Learn how Model Context Protocol (MCP) enables agentic AI in your enterprise, and how customer service, supply chain management, and software development are deploying agentic AI across their operations.
Artificial intelligence is rapidly shifting from passive assistants to autonomous, proactive systems that can take action, reason over context and complete complex tasks – this is agentic AI. Many organisations are currently using AI agents for the purpose of intelligent automation, which uses AI for predefined, rule-based workflows to optimise efficiency. With Agentic AI, agents can adapt and act autonomously. But for these AI agents to work effectively in real-world environments – especially in enterprise settings – they need a way to interact with tools, systems, data and workflows in a structured, interoperable way. That’s where Model Context Protocol (MCP) comes in.
At its core, MCP is a standardised language and protocol that enables AI agents to access, interpret and act on contextual information from external systems – whether that’s a database, enterprise application or finance tool. Fundamentally, it turns large language models into actionable agents rather than static generation engines, bridging the gap between generative AI and real business logic.
How is agentic AI transforming enterprise platforms?
Organisations worldwide are embracing agentic AI not just for automation, but as a strategic shift in how work gets done. Recent surveys show that 96% of enterprises plan to expand use of AI agents in the next year, with half targeting organisation wide deployments across optimisation, security and development functions.
Legacy systems present a notorious integration challenge. Traditional automation struggles with brittle APIs, fragmented data sources and outdated interfaces. MCP provides a unified protocol that normalises context for AI agents, enabling them to:
- Access multiple endpoints (ERP, CRM, finance) through standardised descriptors
- Aggregate context into a continuous, actionable format
- Trigger workflows reliably with guardrails and traceability
Instead of ripping and replacing core systems, enterprises can use MCP-enabled agents to sit alongside legacy applications, unlocking capabilities such as autonomous data retrieval from vector databases for finance apps or real-time operational reporting without custom integration stacks.
How to orchestrate agentic AI for intelligent business operations?
Agentic AI is not one size fits all: its impact varies by function.
Agentic AI in customer service
AI agents are transforming customer support with autonomous handling of routine interactions. Industry figures indicate that up to 80% of customer interactions will be managed by AI agents by 2029, offering faster response times and reduced operational cost. In practice, MCP ensures that agents retrieve the right context – e.g., order history or support notes – to deliver personalised responses without human prompts.
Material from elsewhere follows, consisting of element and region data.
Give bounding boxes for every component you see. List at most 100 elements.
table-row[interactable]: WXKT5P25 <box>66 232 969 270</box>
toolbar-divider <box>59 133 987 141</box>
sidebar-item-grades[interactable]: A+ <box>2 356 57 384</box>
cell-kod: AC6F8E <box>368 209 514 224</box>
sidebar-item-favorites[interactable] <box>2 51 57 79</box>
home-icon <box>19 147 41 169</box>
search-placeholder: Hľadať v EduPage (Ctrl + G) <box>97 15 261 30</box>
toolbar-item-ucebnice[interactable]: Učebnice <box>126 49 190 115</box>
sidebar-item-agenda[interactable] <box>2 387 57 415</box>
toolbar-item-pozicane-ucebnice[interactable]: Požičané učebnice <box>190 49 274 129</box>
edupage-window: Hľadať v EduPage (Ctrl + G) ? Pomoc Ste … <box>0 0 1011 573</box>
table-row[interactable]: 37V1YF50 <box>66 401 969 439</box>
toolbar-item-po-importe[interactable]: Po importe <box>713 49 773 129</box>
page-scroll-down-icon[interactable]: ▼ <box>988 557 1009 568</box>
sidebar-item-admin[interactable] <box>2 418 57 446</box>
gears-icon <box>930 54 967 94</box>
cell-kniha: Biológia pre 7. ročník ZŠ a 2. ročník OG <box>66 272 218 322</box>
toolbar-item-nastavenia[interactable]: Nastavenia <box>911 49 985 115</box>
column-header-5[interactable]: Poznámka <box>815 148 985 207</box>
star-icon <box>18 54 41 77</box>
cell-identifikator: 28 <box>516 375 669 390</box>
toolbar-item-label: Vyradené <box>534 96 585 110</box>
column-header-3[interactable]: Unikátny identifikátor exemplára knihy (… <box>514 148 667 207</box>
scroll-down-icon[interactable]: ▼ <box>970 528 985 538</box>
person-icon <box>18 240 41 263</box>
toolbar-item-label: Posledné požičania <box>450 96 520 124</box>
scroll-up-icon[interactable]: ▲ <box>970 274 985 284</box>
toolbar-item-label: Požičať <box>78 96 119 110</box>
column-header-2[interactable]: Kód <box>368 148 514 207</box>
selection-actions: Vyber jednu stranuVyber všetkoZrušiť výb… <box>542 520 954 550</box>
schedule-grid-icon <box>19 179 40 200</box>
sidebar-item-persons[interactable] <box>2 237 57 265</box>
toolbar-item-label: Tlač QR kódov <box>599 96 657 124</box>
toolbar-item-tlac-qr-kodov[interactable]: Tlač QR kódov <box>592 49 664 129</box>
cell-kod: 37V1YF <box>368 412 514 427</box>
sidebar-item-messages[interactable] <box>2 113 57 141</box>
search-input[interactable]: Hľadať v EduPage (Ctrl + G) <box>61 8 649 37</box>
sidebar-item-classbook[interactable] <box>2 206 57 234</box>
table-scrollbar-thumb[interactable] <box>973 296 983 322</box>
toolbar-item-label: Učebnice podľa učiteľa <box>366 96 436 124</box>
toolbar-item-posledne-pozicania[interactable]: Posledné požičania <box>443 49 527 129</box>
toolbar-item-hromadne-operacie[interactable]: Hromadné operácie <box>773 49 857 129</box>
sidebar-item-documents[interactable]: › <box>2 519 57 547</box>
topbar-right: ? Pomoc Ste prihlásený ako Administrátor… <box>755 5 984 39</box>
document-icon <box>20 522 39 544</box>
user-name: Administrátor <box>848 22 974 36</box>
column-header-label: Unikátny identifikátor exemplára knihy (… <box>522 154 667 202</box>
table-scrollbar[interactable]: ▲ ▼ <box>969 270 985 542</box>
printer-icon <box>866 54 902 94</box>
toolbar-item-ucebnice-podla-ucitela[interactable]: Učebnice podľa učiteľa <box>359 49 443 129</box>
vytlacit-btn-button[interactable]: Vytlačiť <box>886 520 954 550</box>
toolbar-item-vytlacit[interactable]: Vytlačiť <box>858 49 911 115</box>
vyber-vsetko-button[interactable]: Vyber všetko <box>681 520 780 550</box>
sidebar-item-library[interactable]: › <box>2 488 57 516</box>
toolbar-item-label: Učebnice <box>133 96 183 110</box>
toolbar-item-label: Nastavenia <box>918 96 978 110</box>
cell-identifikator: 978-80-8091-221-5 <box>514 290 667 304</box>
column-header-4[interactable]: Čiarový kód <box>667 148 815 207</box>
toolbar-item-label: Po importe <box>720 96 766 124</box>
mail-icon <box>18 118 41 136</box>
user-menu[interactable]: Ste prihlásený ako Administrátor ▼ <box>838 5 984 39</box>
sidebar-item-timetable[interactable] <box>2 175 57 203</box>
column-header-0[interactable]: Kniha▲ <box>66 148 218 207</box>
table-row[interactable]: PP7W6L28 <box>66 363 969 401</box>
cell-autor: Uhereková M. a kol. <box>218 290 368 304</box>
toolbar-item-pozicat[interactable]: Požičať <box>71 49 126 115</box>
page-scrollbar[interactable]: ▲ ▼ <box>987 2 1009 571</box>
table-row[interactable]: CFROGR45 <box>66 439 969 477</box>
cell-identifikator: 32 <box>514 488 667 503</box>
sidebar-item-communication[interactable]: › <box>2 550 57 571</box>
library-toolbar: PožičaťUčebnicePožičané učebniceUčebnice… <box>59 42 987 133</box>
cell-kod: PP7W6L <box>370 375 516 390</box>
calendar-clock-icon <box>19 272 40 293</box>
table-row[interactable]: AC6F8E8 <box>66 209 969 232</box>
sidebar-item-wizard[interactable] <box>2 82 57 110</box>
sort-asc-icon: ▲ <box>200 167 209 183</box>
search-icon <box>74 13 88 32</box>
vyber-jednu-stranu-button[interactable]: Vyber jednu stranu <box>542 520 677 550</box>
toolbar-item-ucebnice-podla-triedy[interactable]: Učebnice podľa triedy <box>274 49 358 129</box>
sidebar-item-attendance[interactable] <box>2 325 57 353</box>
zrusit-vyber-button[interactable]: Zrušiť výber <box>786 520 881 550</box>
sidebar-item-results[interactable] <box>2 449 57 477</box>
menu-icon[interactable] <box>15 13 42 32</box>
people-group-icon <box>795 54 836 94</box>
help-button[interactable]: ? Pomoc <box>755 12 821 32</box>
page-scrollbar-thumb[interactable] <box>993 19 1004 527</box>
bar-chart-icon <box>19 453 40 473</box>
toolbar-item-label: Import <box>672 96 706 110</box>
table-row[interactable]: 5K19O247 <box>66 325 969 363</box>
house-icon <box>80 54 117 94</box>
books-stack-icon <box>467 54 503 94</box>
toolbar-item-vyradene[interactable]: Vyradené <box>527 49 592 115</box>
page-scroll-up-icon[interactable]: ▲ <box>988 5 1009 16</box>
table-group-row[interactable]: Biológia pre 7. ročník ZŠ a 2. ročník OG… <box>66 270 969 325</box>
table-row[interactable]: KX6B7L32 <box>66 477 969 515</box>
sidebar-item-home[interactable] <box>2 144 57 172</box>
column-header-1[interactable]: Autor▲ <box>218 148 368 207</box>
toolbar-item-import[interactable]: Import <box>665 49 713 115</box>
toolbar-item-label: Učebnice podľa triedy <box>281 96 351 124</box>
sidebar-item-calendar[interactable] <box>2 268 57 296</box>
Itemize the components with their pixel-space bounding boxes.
Agentic AI in supply chain and logistics
In supply chain environments, autonomous agents boost efficiency by forecasting demand, adjusting inventory levels and managing exceptions in real time. Recent data shows 45% of enterprises have integrated AI agents into supply chain operations, with many reporting cost reductions of 15 % or more. MCP’s protocol layer enables agents to query multiple systems – from logistics TMS to legacy ERP – and orchestrate workflow actions based on live context feeds.
Agentic AI in software development
Software teams are using AI agents to automate code generation, testing, and documentation. Developers report high productivity gains when AI tools can understand project context and interface standards. With MCP’s structured tool definitions, agents can manage code repositories, track dependencies, and integrate changes autonomously — a step beyond simple code completion.
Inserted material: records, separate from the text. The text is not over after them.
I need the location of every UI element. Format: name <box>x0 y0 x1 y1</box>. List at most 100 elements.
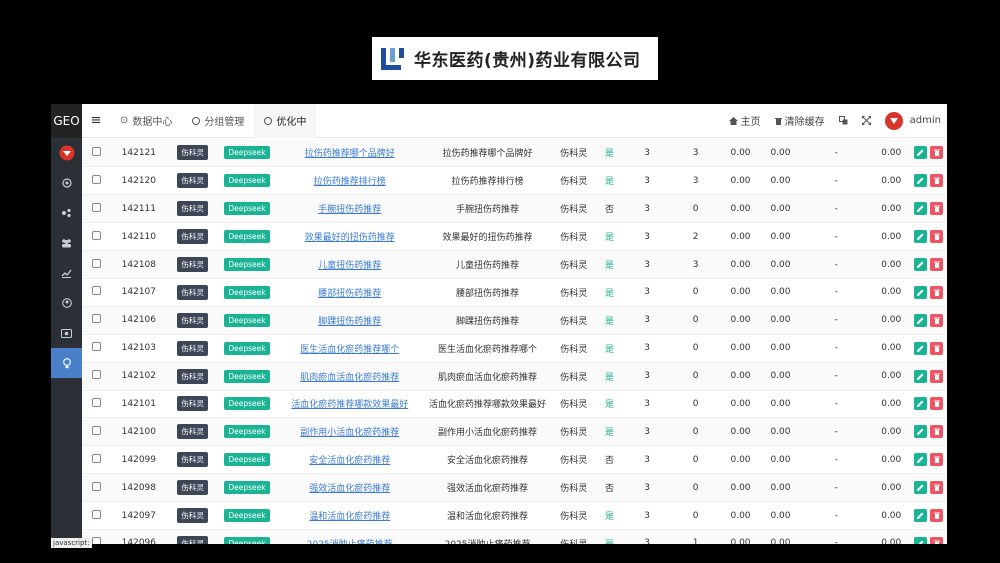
row-checkbox[interactable] <box>91 174 101 184</box>
delete-button[interactable] <box>930 285 944 299</box>
trash-icon <box>933 177 940 185</box>
home-link[interactable]: 主页 <box>728 113 761 128</box>
question-link[interactable]: 医生活血化瘀药推荐哪个 <box>300 345 399 355</box>
delete-button[interactable] <box>930 536 944 544</box>
question-link[interactable]: 2025消肿止痛药推荐 <box>307 540 393 544</box>
tab-data-center[interactable]: ⊙ 数据中心 <box>110 104 182 138</box>
edit-button[interactable] <box>914 146 928 160</box>
delete-button[interactable] <box>930 425 944 439</box>
question-link[interactable]: 安全活血化瘀药推荐 <box>309 456 390 466</box>
question-link[interactable]: 强效活血化瘀药推荐 <box>309 484 390 494</box>
delete-button[interactable] <box>930 146 944 160</box>
tab-optimizing[interactable]: 优化中 <box>254 104 317 138</box>
engine-cell: Deepseek <box>217 278 277 307</box>
delete-button[interactable] <box>930 174 944 188</box>
row-checkbox[interactable] <box>91 202 101 212</box>
row-checkbox[interactable] <box>91 146 101 156</box>
question-cell: 肌肉瘀血活血化瘀药推荐 <box>276 362 424 391</box>
row-checkbox[interactable] <box>91 314 101 324</box>
delete-button[interactable] <box>930 481 944 495</box>
edit-button[interactable] <box>914 425 928 439</box>
question-link[interactable]: 效果最好的扭伤药推荐 <box>305 233 395 243</box>
tab-group-management[interactable]: 分组管理 <box>182 104 254 138</box>
delete-button[interactable] <box>930 202 944 216</box>
edit-button[interactable] <box>914 481 928 495</box>
sidebar-item-chart[interactable] <box>51 258 82 288</box>
edit-button[interactable] <box>914 313 928 327</box>
user-menu[interactable]: admin <box>884 111 941 130</box>
keyword-cell: 医生活血化瘀药推荐哪个 <box>423 334 553 363</box>
row-checkbox[interactable] <box>91 258 101 268</box>
question-link[interactable]: 腰部扭伤药推荐 <box>318 289 381 299</box>
question-link[interactable]: 拉伤药推荐排行榜 <box>314 177 386 187</box>
row-checkbox[interactable] <box>91 453 101 463</box>
sidebar-item-optimize[interactable] <box>51 348 82 378</box>
edit-button[interactable] <box>914 258 928 271</box>
edit-button[interactable] <box>914 341 928 355</box>
sidebar-item-profile[interactable] <box>51 288 82 318</box>
delete-button[interactable] <box>930 397 944 411</box>
status-cell: 是 <box>595 278 624 307</box>
value-c-cell: 0.00 <box>720 222 761 252</box>
value-f-cell: 0.00 <box>872 278 911 307</box>
question-link[interactable]: 副作用小活血化瘀药推荐 <box>300 428 399 438</box>
fullscreen-button[interactable] <box>861 116 871 125</box>
row-checkbox[interactable] <box>91 425 101 435</box>
row-checkbox[interactable] <box>91 370 101 380</box>
row-checkbox[interactable] <box>91 230 101 240</box>
row-checkbox-cell <box>82 194 111 224</box>
edit-button[interactable] <box>914 202 928 216</box>
clear-cache-button[interactable]: 清除缓存 <box>774 113 825 128</box>
delete-button[interactable] <box>930 453 944 467</box>
edit-button[interactable] <box>914 285 928 299</box>
menu-toggle-icon[interactable]: ≡ <box>82 113 110 128</box>
value-e-cell: - <box>800 250 873 279</box>
delete-button[interactable] <box>930 369 944 383</box>
row-checkbox[interactable] <box>91 397 101 407</box>
question-link[interactable]: 肌肉瘀血活血化瘀药推荐 <box>300 373 399 383</box>
category-badge: 伤科灵 <box>177 368 208 384</box>
table-row: 142099 伤科灵 Deepseek 安全活血化瘀药推荐 安全活血化瘀药推荐 伤科灵否 3… <box>82 445 947 475</box>
delete-button[interactable] <box>930 230 944 244</box>
delete-button[interactable] <box>930 341 944 355</box>
row-checkbox[interactable] <box>91 509 101 519</box>
category-cell: 伤科灵 <box>167 139 218 168</box>
value-e-cell: - <box>800 334 873 363</box>
translate-icon <box>838 116 848 125</box>
edit-button[interactable] <box>914 453 928 467</box>
row-checkbox[interactable] <box>91 537 101 544</box>
table-row: 142121 伤科灵 Deepseek 拉伤药推荐哪个品牌好 拉伤药推荐哪个品牌好 伤科灵… <box>82 139 947 168</box>
pencil-icon <box>917 317 924 324</box>
sidebar-item-network[interactable] <box>51 198 82 228</box>
trash-icon <box>933 345 940 352</box>
company-banner: 华东医药(贵州)药业有限公司 <box>372 37 658 80</box>
edit-button[interactable] <box>914 174 928 188</box>
row-checkbox[interactable] <box>91 286 101 296</box>
delete-button[interactable] <box>930 509 944 523</box>
question-link[interactable]: 儿童扭伤药推荐 <box>318 261 381 271</box>
translate-button[interactable] <box>838 116 848 125</box>
question-link[interactable]: 活血化瘀药推荐哪款效果最好 <box>291 400 408 410</box>
row-checkbox[interactable] <box>91 342 101 352</box>
status-cell: 否 <box>595 194 624 224</box>
sidebar-item-dashboard[interactable] <box>51 168 82 198</box>
sidebar-item-users[interactable] <box>51 228 82 258</box>
question-link[interactable]: 温和活血化瘀药推荐 <box>309 512 390 522</box>
edit-button[interactable] <box>914 230 928 244</box>
edit-button[interactable] <box>914 536 928 544</box>
question-link[interactable]: 手腕扭伤药推荐 <box>318 205 381 215</box>
edit-button[interactable] <box>914 397 928 411</box>
sidebar-item-money[interactable] <box>51 318 82 348</box>
question-link[interactable]: 拉伤药推荐哪个品牌好 <box>305 149 395 159</box>
question-link[interactable]: 脚踝扭伤药推荐 <box>318 317 381 327</box>
row-checkbox[interactable] <box>91 481 101 491</box>
trash-icon <box>933 400 940 408</box>
sidebar-brand[interactable]: GEO <box>51 104 82 138</box>
id-cell: 142099 <box>110 445 168 475</box>
delete-button[interactable] <box>930 258 944 271</box>
edit-button[interactable] <box>914 509 928 523</box>
brand-cell: 伤科灵 <box>552 362 596 391</box>
edit-button[interactable] <box>914 369 928 383</box>
sidebar: GEO <box>51 104 82 544</box>
delete-button[interactable] <box>930 313 944 327</box>
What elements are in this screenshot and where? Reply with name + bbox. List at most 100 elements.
How can organisations integrate AI into legacy systems without replacing them?
Upgrading enterprise systems is rarely simple or affordable. The good news? AI doesn’t require full replacement.
- Endpoint access: Use existing APIs and scripts as MCP wrapped tools, enabling agents to interact with existing systems securely.
- MCP servers as middleware: These servers manage authentication, validation, tool invocation, and context handoff – essentially decoupling AI from fragile backend specifics.
- AIOps and custom tooling: Enable agents to execute maintenance tasks, monitor resources and trigger remediation workflows without human intervention.